Cuando todo parecía que los Warriors se apuntarían una tercera victoria al hilo en las Finales de la NBA, sobre todo por la ausencia de Kevin Love (conmoción), Cleveland paró en seco al vigente campeón.

El "Rey" se destapó con 32 puntos, 11 rebotes y seis asistencias y despertó y los Cavs para recortar la ventaja de Golden State rumbo a la conquista del trofeo Larry O´Brien después de la paliza 120 por 90 en la Quicken Loans Arena.

La quinteta de Tyronn Lue mostró una cara diferente y hasta se dio el lujo de tener una ventaja de hasta 31 puntos en el encuentro.

"El staff de coaches nos dio un plan de juego grandioso y lo ejecutamos durante los 48 minutos", resaltó LeBron.

"Tenemos que dar el mismo esfuerzo el viernes (Juego 4).
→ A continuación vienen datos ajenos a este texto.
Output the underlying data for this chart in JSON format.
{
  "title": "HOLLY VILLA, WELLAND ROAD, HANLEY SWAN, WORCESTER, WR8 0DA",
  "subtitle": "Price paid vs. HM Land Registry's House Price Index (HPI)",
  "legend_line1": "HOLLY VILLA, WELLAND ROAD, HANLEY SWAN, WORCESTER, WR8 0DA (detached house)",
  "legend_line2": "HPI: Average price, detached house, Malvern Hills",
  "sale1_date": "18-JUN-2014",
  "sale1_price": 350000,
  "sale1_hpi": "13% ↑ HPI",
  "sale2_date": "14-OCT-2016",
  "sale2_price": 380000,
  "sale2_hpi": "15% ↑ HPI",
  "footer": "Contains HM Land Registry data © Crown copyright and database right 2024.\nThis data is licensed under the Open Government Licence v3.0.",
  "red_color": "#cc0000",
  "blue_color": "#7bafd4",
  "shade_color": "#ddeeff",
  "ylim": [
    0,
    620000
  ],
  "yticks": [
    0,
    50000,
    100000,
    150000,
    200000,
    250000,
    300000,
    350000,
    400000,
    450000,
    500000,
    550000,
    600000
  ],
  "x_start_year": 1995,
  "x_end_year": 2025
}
Comenzar a la defensiva y después enfocándonos en la parte ofensiva".

Y Cleveland por fin pudo ganarle a los californianos, pues llevaban siete derrotas en fila ante ellos (los últimos tres de las Finales de 2015, dos en la temporada 2015/16 y los primeros dos de las actuales Finales).

Los guardias Stephen Curry (19 puntos) y Klay Thompson (10 unidades) estuvieron apagados, principalmente el primero, el dos veces ganador al Jugador Más Valioso.

Por el contrario, James y Kyrie Irving (30 puntos) andaban encendidos, además de que recibieron apoyo de jugadores como J.R. Smith (20 puntos), Tristan Thompson (14 puntos y 13 tableros) y Richard Jefferson (nueve tantos), el relevo de Love anoche.